Negotiations continue in Brussels over digital euro
Providing an update on the digital euro, Patsalides said that as legislative negotiations continue in Brussels, the Eurosystem is progressing through the first part of the preparation phase for the digital euro, focusing on calibrating the holding limits without compromising financial stability or bank intermediation as the banks will retain their role vis-à-vis their customers. “The ECB continues to rapport with the market, with specific holding entitlements to be defined later,” he said. “The rulebook formulation, developed with stakeholder input, will set standards for future digital euro distributors, leveraging existing frameworks for cost efficiency and allowing flexibility for innovation. Consumers and businesses prioritise functionalities like conditional payments and effortless bill-splitting, guiding expectations for future services.”
Moving on to the platform and infrastructure preparations, he said the ECB is now selecting candidates from its recent application process and plans to enhance engagement with distributors to ensure readiness for the potential issuance and successful distribution of the digital euro, if and when the decision to issue is made.
ESG Regulatory Landscape: Governance, Society, and Climate Change
“As we embrace these innovations, we remain steadfast in our commitment to strong governance,” said Patsalides. “Governance, a core pillar of ESG, is crucial in enhancing transparency, accountability, and ethical standards in financial institutions.
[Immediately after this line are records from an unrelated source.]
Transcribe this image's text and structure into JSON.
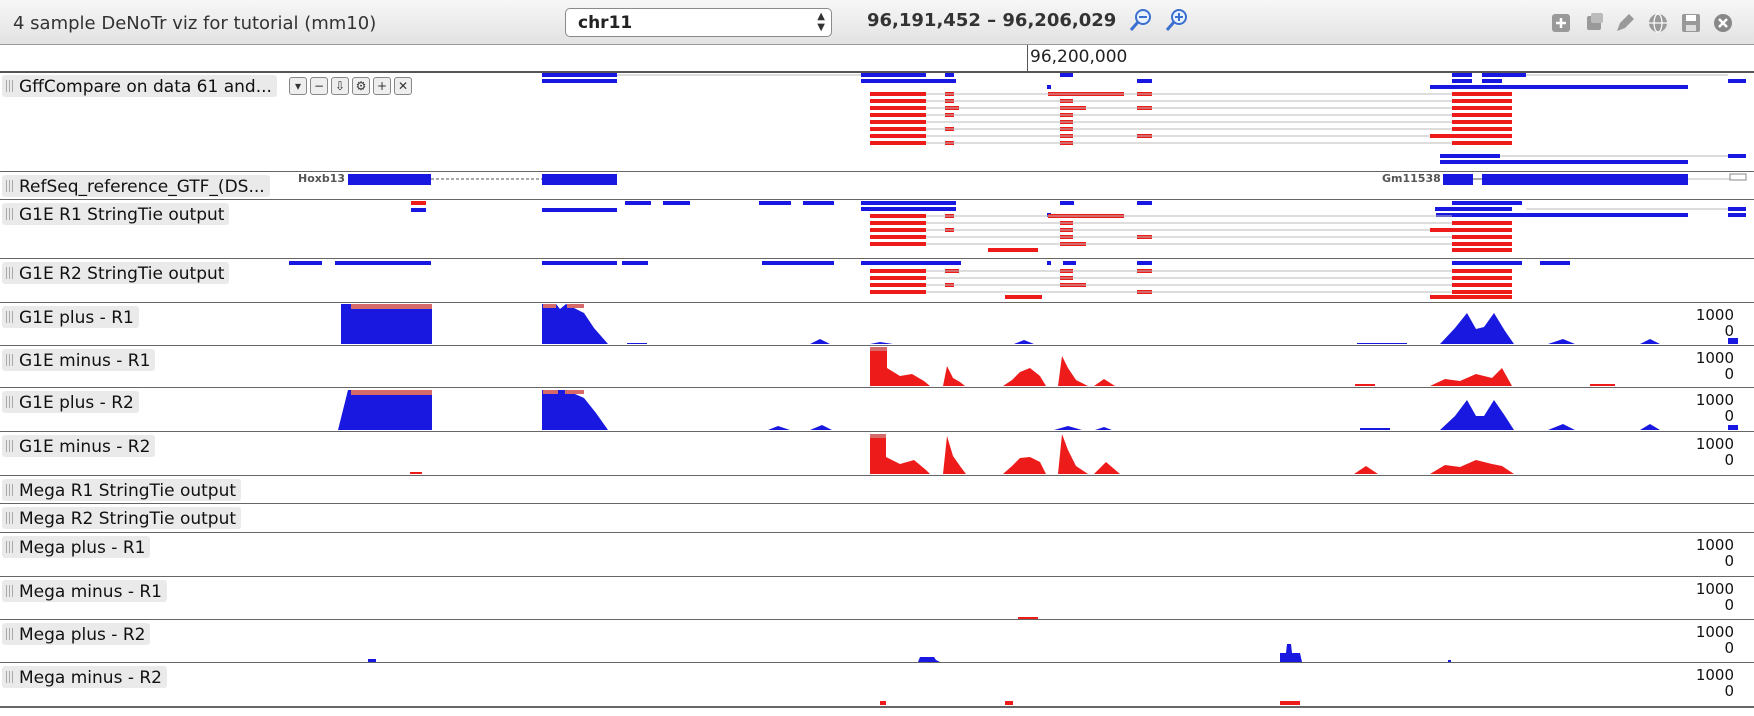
{
  "header": {
    "title": "4 sample DeNoTr viz for tutorial (mm10)",
    "chromosome": "chr11",
    "location": "96,191,452 – 96,206,029",
    "icons": [
      "zoom-out-icon",
      "zoom-in-icon",
      "add-track-icon",
      "share-icon",
      "edit-icon",
      "globe-icon",
      "save-icon",
      "close-icon"
    ]
  },
  "ruler": {
    "position_label": "96,200,000"
  },
  "colors": {
    "plus": "#1818e0",
    "minus": "#ee1b1b",
    "clip": "#d66a6a"
  },
  "tracks": [
    {
      "label": "GffCompare on data 61 and..."
    },
    {
      "label": "RefSeq_reference_GTF_(DS...",
      "genes": [
        "Hoxb13",
        "Gm11538"
      ]
    },
    {
      "label": "G1E R1 StringTie output"
    },
    {
      "label": "G1E R2 StringTie output"
    },
    {
      "label": "G1E plus - R1",
      "scale_max": "1000",
      "scale_min": "0"
    },
    {
      "label": "G1E minus - R1",
      "scale_max": "1000",
      "scale_min": "0"
    },
    {
      "label": "G1E plus - R2",
      "scale_max": "1000",
      "scale_min": "0"
    },
    {
      "label": "G1E minus - R2",
      "scale_max": "1000",
      "scale_min": "0"
    },
    {
      "label": "Mega R1 StringTie output"
    },
    {
      "label": "Mega R2 StringTie output"
    },
    {
      "label": "Mega plus - R1",
      "scale_max": "1000",
      "scale_min": "0"
    },
    {
      "label": "Mega minus - R1",
      "scale_max": "1000",
      "scale_min": "0"
    },
    {
      "label": "Mega plus - R2",
      "scale_max": "1000",
      "scale_min": "0"
    },
    {
      "label": "Mega minus - R2",
      "scale_max": "1000",
      "scale_min": "0"
    }
  ]
}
Strong governance enables sound lending decisions, reduces conflicts of interest, and ensures compliance with regulations including the updated Directive on Corporate Sustainability and ESG provisions in the recently enacted CRD 6, protecting institutional reputation and minimising financial risks.”
He said the Central Bank of Cyprus actively engages in thematic reviews, stress tests, and in-depth analyses led by the European Central Bank to assess institutions' preparedness on climate risk and its integration into their strategy, governance, risk management and disclosures. This supervision helps ensure credit institutions speed up their preparations to manage ESG risks while meeting necessary sustainability and resilience standards. Additionally, the smaller institutions, directly supervised by the CBC, were requested to develop implementation plans, with specific milestones, in order to advance the management of climate related risks, in line with the ECB’s 13 supervisory expectations which stipulate how banks should integrate climate and environment risks into their business models and strategies, governance and risk appetite.
The CBC has also set up internally a Sustainability Team, aiming to support the CBC in addressing climate change in line with its mandate to maintain price stability, safeguard financial stability, supervise banks and support the general economic policy of the State, while also contributing to the target of net zero carbon emissions, and the continuation of strong governance.
Concluding, Patsalides said: “The strategic vision of the Central Bank of Cyprus is built on the pursuit of price stability and financial stability in its capacity as the macroprudential authority of the country. By embracing the digital economy, ensuring robust governance, and addressing climate change, we are positioning Cyprus as a forward-looking financial hub in Europe. Together, we will navigate the challenges and opportunities of the future, ensuring stability and prosperity for all.”